Alphonsus Uche Okafor-Mefor (born April 10, 1972) also known as Uche Mefor is a British-Nigerian pro-Biafra political activist. He was the deputy director of Radio Biafra and former deputy leader of the Indigenous People of Biafra (IPOB) led by Nnamdi Kanu.

== Career ==
Okafor-Mefor has been a pro-Biafran activist for years. Before joining IPOB, Mefor was a devoted member of Movement for the Actualization of the Sovereign State of Biafra (MASSOB) and the Biafra Actualization Forum. He was a former deputy leader of the Indigenous People of Biafra (IPOB).

Around mid-2020, it was claimed Okafor-Mefor openly confronted his colleague, Nnamdi Kanu, on religious bigotry, incitement to violence, and policy issues surrounding the running of IPOB as an organisation. This led him to separate from Nnamdi Kanu.

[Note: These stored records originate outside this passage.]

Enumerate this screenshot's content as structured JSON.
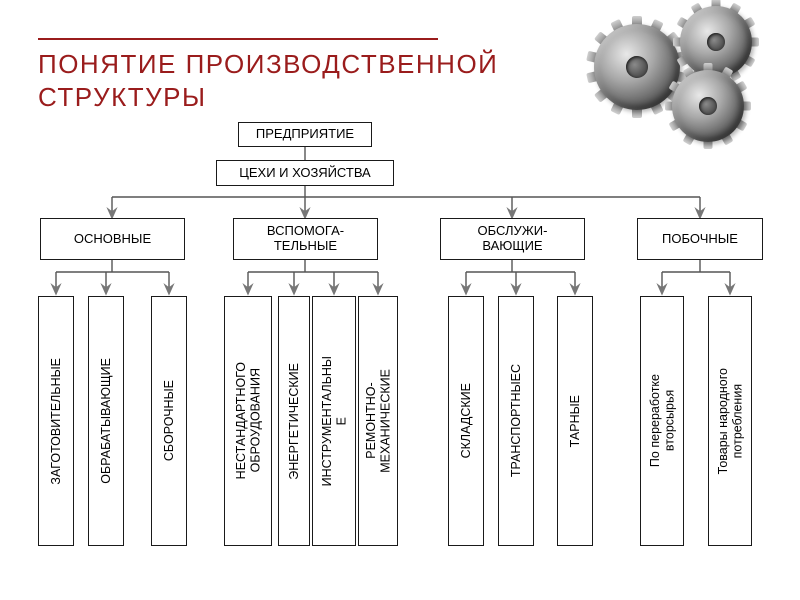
{
  "title": {
    "line1": "ПОНЯТИЕ ПРОИЗВОДСТВЕННОЙ",
    "line2": "СТРУКТУРЫ",
    "color": "#9a1c1c",
    "fontsize": 26
  },
  "style": {
    "bg": "#ffffff",
    "box_border": "#1a1a1a",
    "connector_color": "#555555",
    "arrow_fill": "#777777",
    "accent_bar_color": "#9a1c1c"
  },
  "diagram": {
    "type": "tree",
    "root": {
      "label": "ПРЕДПРИЯТИЕ"
    },
    "level2": {
      "label": "ЦЕХИ И ХОЗЯЙСТВА"
    },
    "groups": [
      {
        "label": "ОСНОВНЫЕ",
        "children": [
          "ЗАГОТОВИТЕЛЬНЫЕ",
          "ОБРАБАТЫВАЮЩИЕ",
          "СБОРОЧНЫЕ"
        ]
      },
      {
        "label": "ВСПОМОГА-\nТЕЛЬНЫЕ",
        "children": [
          "НЕСТАНДАРТНОГО\nОБРОУДОВАНИЯ",
          "ЭНЕРГЕТИЧЕСКИЕ",
          "ИНСТРУМЕНТАЛЬНЫ\nЕ",
          "РЕМОНТНО-\nМЕХАНИЧЕСКИЕ"
        ]
      },
      {
        "label": "ОБСЛУЖИ-\nВАЮЩИЕ",
        "children": [
          "СКЛАДСКИЕ",
          "ТРАНСПОРТНЫЕС",
          "ТАРНЫЕ"
        ]
      },
      {
        "label": "ПОБОЧНЫЕ",
        "children": [
          "По переработке\nвторсырья",
          "Товары народного\nпотребления"
        ]
      }
    ]
  },
  "gears": {
    "count": 3,
    "color": "metallic-gray"
  }
}
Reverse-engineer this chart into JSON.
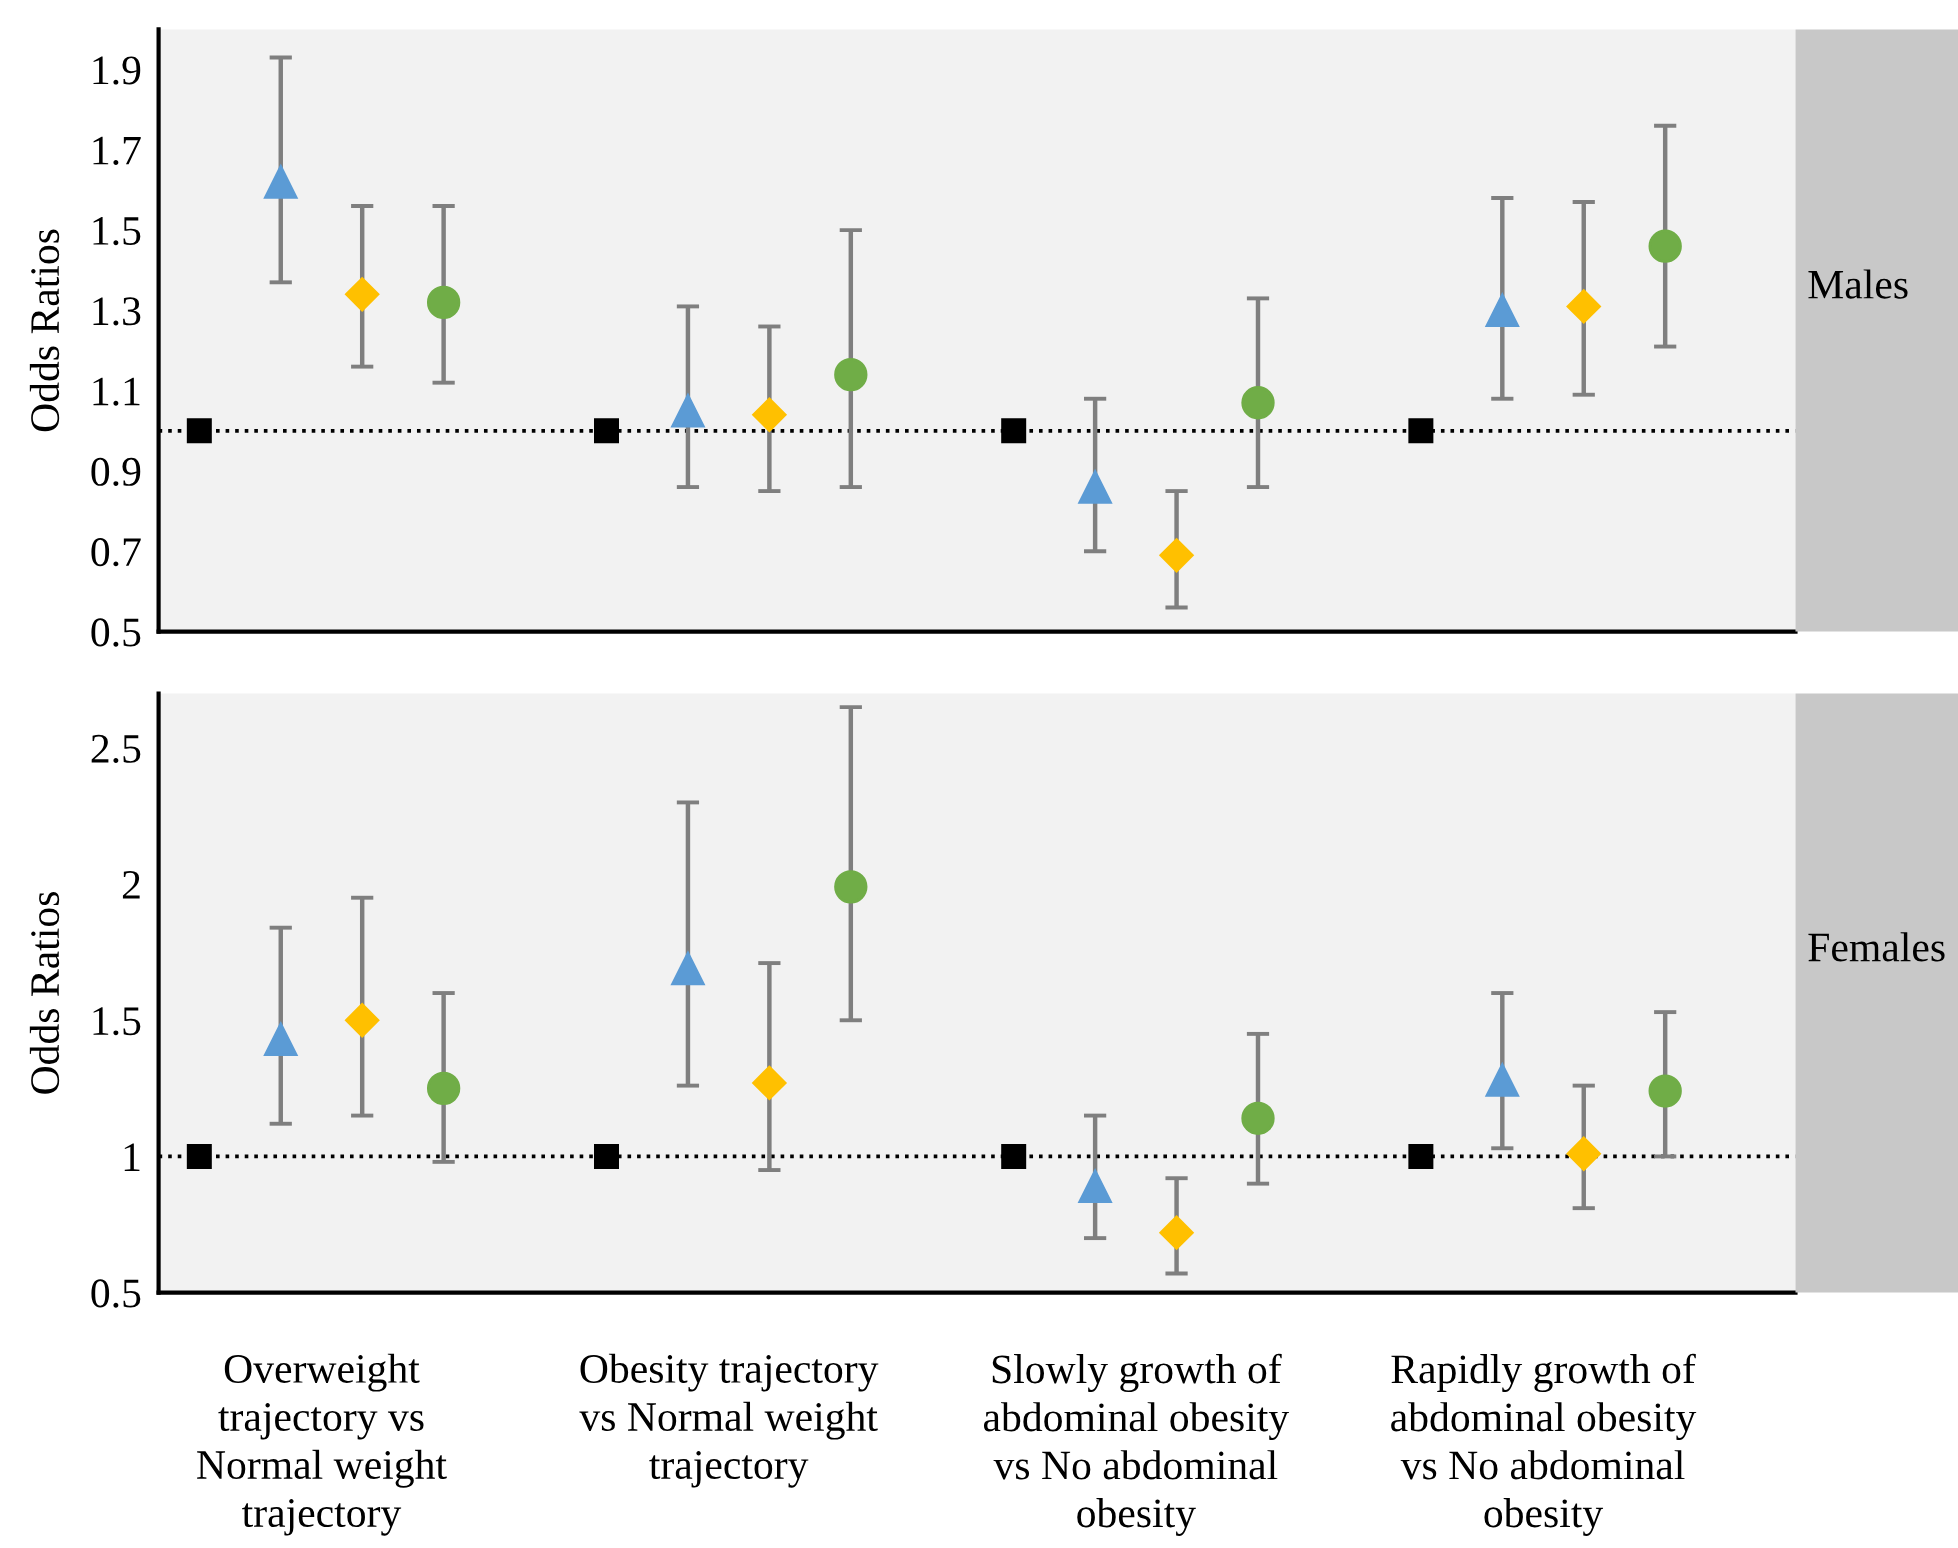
{
  "chart_data": [
    {
      "type": "scatter",
      "ylabel": "Odds Ratios",
      "annotations": [
        "Males"
      ],
      "categories": [
        null,
        null,
        null,
        null
      ],
      "ylim": [
        0.5,
        2.0
      ],
      "yticks": [
        0.5,
        0.7,
        0.9,
        1.1,
        1.3,
        1.5,
        1.7,
        1.9
      ],
      "tick_labels": "y",
      "grid": false,
      "legend": false,
      "ref_lines": [
        {
          "axis": "y",
          "value": 1,
          "color": "#000000",
          "line_style": "dotted"
        }
      ],
      "series": [
        {
          "color": "#000000",
          "marker": "square",
          "values": [
            1,
            1,
            1,
            1
          ]
        },
        {
          "color": "#5b9bd5",
          "marker": "triangle",
          "values": [
            1.62,
            1.05,
            0.86,
            1.3
          ],
          "errors": [
            [
              1.37,
              1.93
            ],
            [
              0.86,
              1.31
            ],
            [
              0.7,
              1.08
            ],
            [
              1.08,
              1.58
            ]
          ]
        },
        {
          "color": "#ffc000",
          "marker": "diamond",
          "values": [
            1.34,
            1.04,
            0.69,
            1.31
          ],
          "errors": [
            [
              1.16,
              1.56
            ],
            [
              0.85,
              1.26
            ],
            [
              0.56,
              0.85
            ],
            [
              1.09,
              1.57
            ]
          ]
        },
        {
          "color": "#70ad47",
          "marker": "circle",
          "values": [
            1.32,
            1.14,
            1.07,
            1.46
          ],
          "errors": [
            [
              1.12,
              1.56
            ],
            [
              0.86,
              1.5
            ],
            [
              0.86,
              1.33
            ],
            [
              1.21,
              1.76
            ]
          ]
        }
      ]
    },
    {
      "type": "scatter",
      "ylabel": "Odds Ratios",
      "annotations": [
        "Females"
      ],
      "categories": [
        "Overweight\ntrajectory vs\nNormal weight\ntrajectory",
        "Obesity trajectory\nvs Normal weight\ntrajectory",
        "Slowly growth of\nabdominal obesity\nvs No abdominal\nobesity",
        "Rapidly growth of\nabdominal obesity\nvs No abdominal\nobesity"
      ],
      "ylim": [
        0.5,
        2.7
      ],
      "yticks": [
        0.5,
        1,
        1.5,
        2,
        2.5
      ],
      "grid": false,
      "legend": false,
      "ref_lines": [
        {
          "axis": "y",
          "value": 1,
          "color": "#000000",
          "line_style": "dotted"
        }
      ],
      "series": [
        {
          "color": "#000000",
          "marker": "square",
          "values": [
            1,
            1,
            1,
            1
          ]
        },
        {
          "color": "#5b9bd5",
          "marker": "triangle",
          "values": [
            1.43,
            1.69,
            0.89,
            1.28
          ],
          "errors": [
            [
              1.12,
              1.84
            ],
            [
              1.26,
              2.3
            ],
            [
              0.7,
              1.15
            ],
            [
              1.03,
              1.6
            ]
          ]
        },
        {
          "color": "#ffc000",
          "marker": "diamond",
          "values": [
            1.5,
            1.27,
            0.72,
            1.01
          ],
          "errors": [
            [
              1.15,
              1.95
            ],
            [
              0.95,
              1.71
            ],
            [
              0.57,
              0.92
            ],
            [
              0.81,
              1.26
            ]
          ]
        },
        {
          "color": "#70ad47",
          "marker": "circle",
          "values": [
            1.25,
            1.99,
            1.14,
            1.24
          ],
          "errors": [
            [
              0.98,
              1.6
            ],
            [
              1.5,
              2.65
            ],
            [
              0.9,
              1.45
            ],
            [
              1.0,
              1.53
            ]
          ]
        }
      ]
    }
  ]
}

After resigning his position as IPOB Deputy Leader in November 2020, Okafor-Mefor floated his own radio station which he called the Biafra Human Rights and Freedom Radio (BHFR). He has since acted as the Head of Information and Communication of the Biafra De Factor Customary Government. He also founded the Igbo-Biafra Nationalist Movement and the Indigenous People of Igbo Nation for Self-Determination (IPINS).